La scomparsa di Steve Jobs ha privato il mondo del messaggero, non del messaggio di una vita che oggi più che mai continua ad ispirare migliaia di persone in tutto il mondo che in quell’invito a credere in se stessi ed a sognare del fondatore della Apple vede finalmente una via d’uscita dai tanti richiami al conformismo che ci circondano nella voce dei mediocri, di chi si adatta, di chi cambia per non morire, per essere amato e non si accorge che rinnegando se stesso e le sue passioni è già morto nel profondo.
Oggi vogliamo ricordare il discorso di Jobs all’Università di Stanford, 15 minuti che racchiudono un’esistenza intera, tanto breve quanto intensa e che si basano su tre storie personali. Discorsi spesso retorici ai neolaureati che solitamente non vengono ascoltati con tanto interesse e non catturano l’attenzione del pubblico. Ma nessuno sbadigliava, nessuno, nemmeno tra i più anziani, sonnecchiava. Tutti appaiono rapiti da quel racconto di vita che è anche un addio alla vita, al proprio tempo che sta per scadere per via della malattia.

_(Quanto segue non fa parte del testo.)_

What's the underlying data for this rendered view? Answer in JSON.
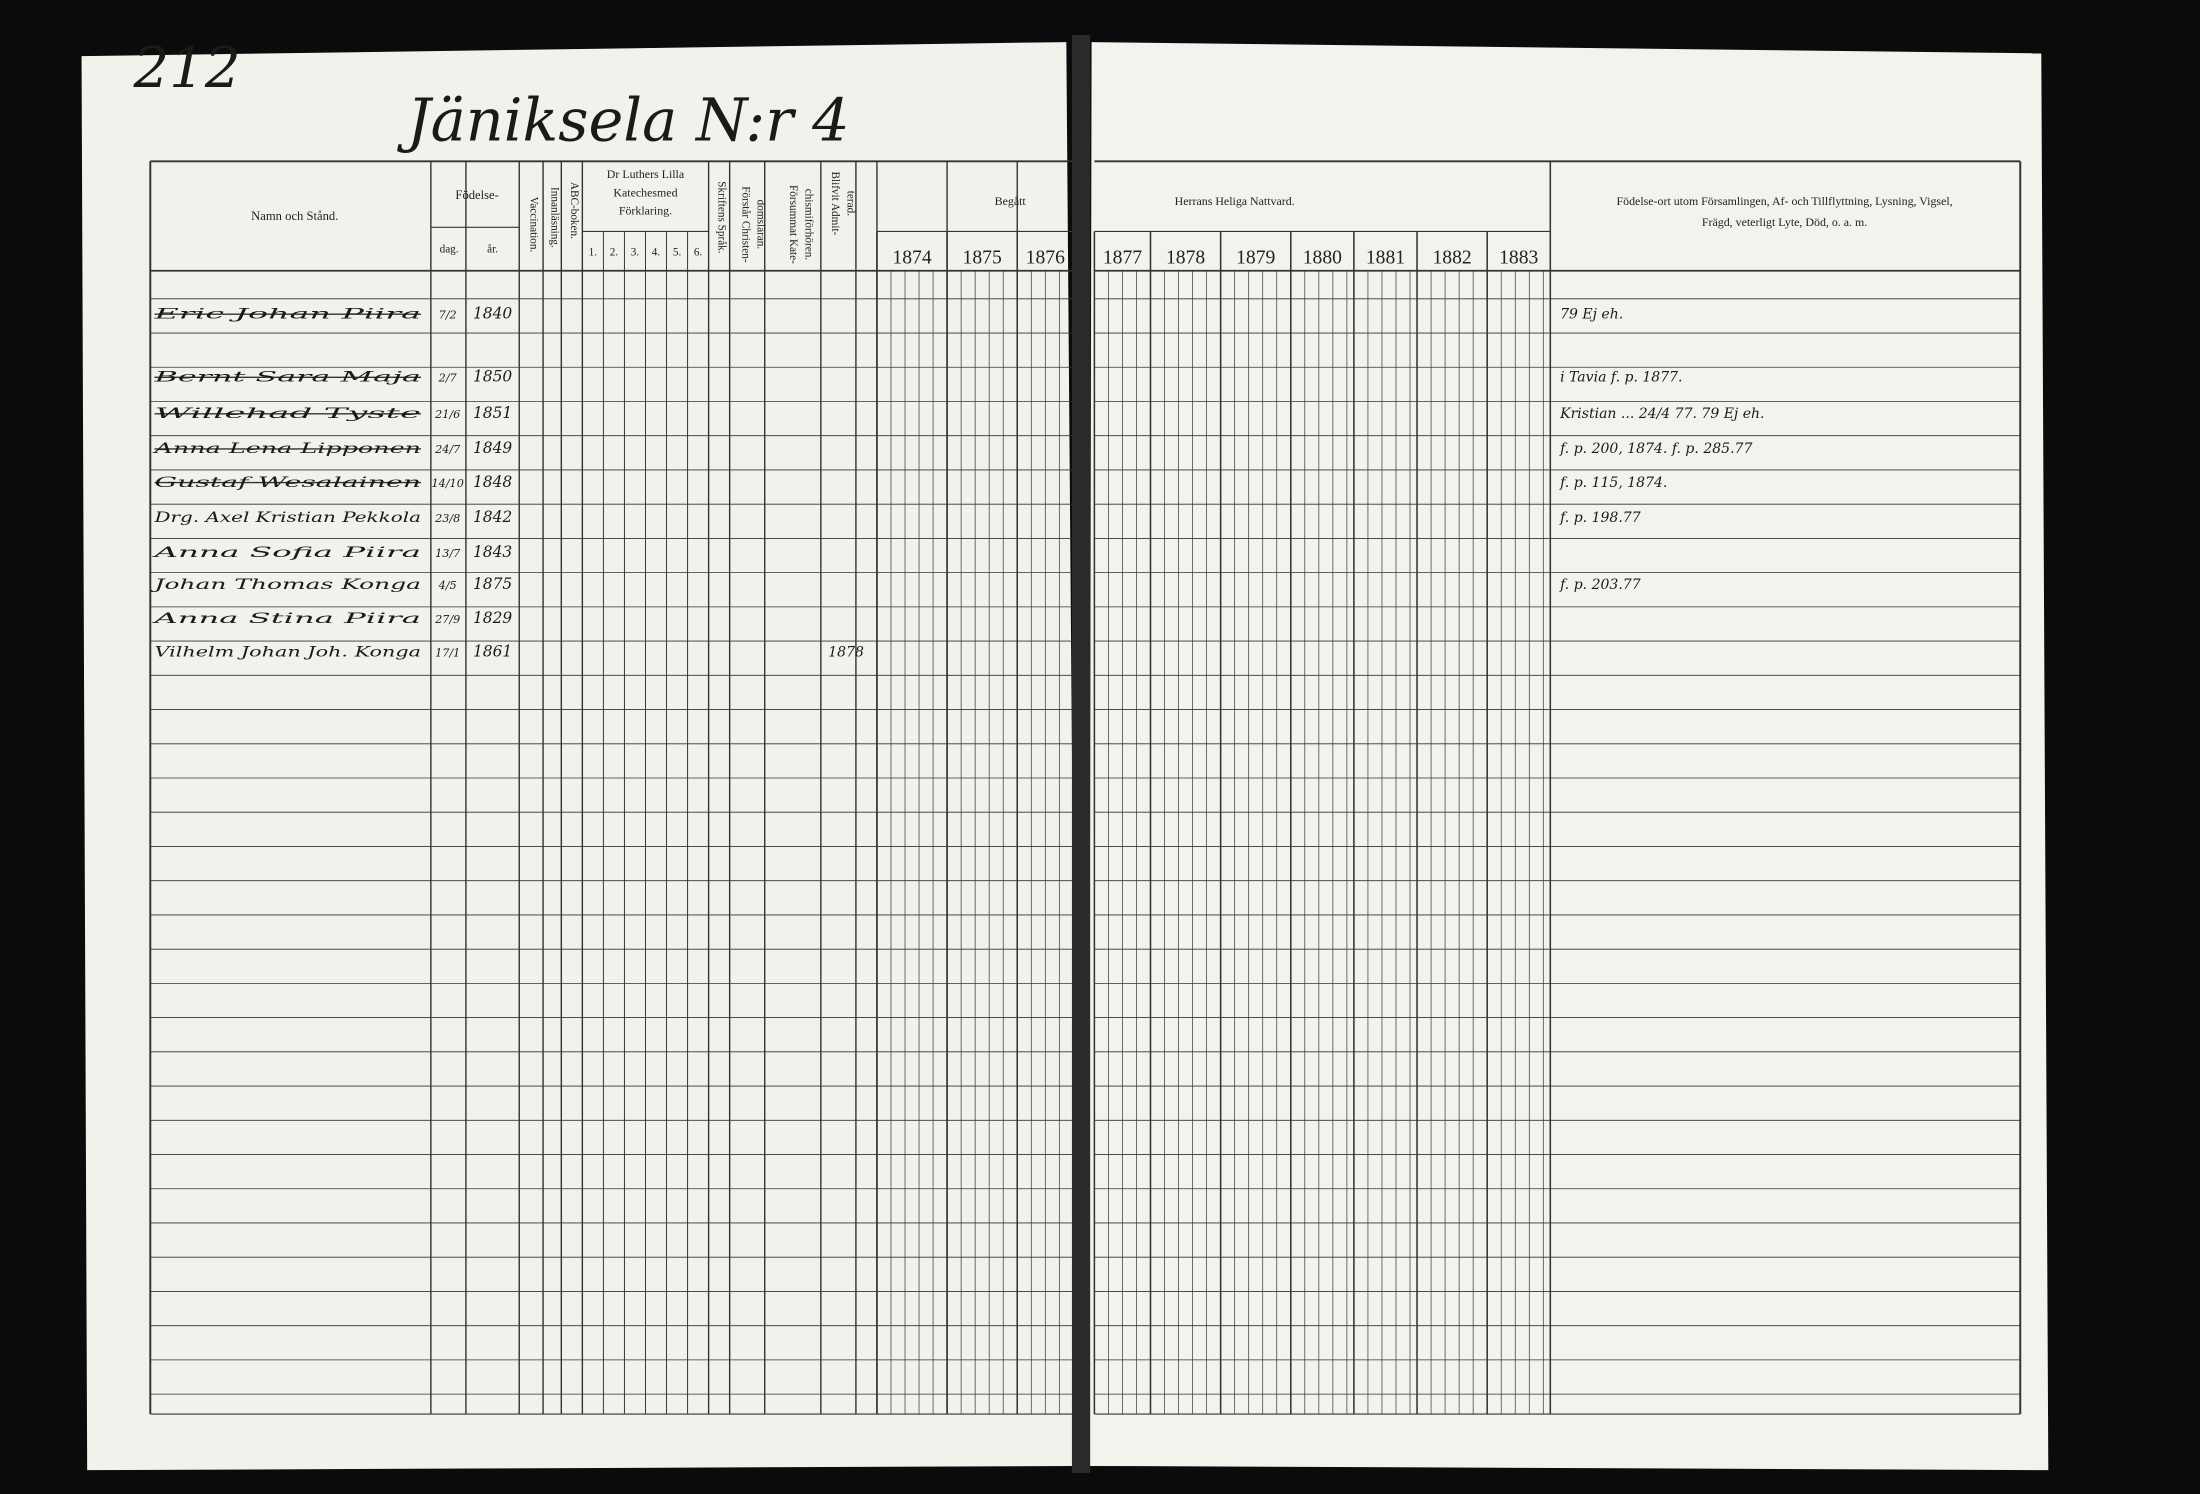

Una narrazione che sfrutta le storie, ottimo veicolo per un discorso, soprattutto se strutturate nella formula del tre, potente strategia retorica: tre aggettivi, tre esempi, tre punti. La prima storia raccontata da Jobs si incentrava sull’abbandono del Reed College. Più esattamente, smise di pagare le tasse scolastiche per le classi che non gli piacevano, ma rimase nel campus, frequentando lezioni di calligrafia e le innovazioni introdotte da Jobs anni dopo nel primo computer Macintosh ne sono la diretta testimonianza. Jobs ha detto al suo pubblico di unire i puntini nella vita, riconoscendo che non si può farlo guardando avanti. Si può farlo solo guardando indietro, con la fede e l’ottimismo che un giorno i puntini si connetteranno.
La seconda storia che ha raccontato riguardava il licenziamento dalla Apple Computer, la società che aveva co-fondato. Pur ferito nel profondo, si rese conto di amare ancora quello che faceva e, semplicemente, continuò a farlo, fondando la Pixar e successivamente NeXT, che è stata poi acquisita da Apple. Succo di questa seconda lezione è trovare qualcosa che ci piace fare perché è l’unico modo per fare un buon lavoro, amare quello che facciamo.
La terza storia è stata la sua esperienza con il cancro al pancreas, che ha fatto della propria mortalità più di un’astrazione. Secondo Jobs, “La morte è molto probabilmente la più grande invenzione della vita, perché consente di eludere una grande trappola ovvero il pensiero di avere qualcosa da perdere”. Jobs ha riferito che si chiede spesso: “Se oggi fosse l’ultimo giorno della mia vita, farei quello che sto per fare oggi?” Quando la risposta è no per troppi giorni di fila, è tempo di cambiare qualcosa nella propria esistenza. E lui, cambiando la sua esistenza, ha cambiato anche le nostre. Addio Steve, ci mancherai.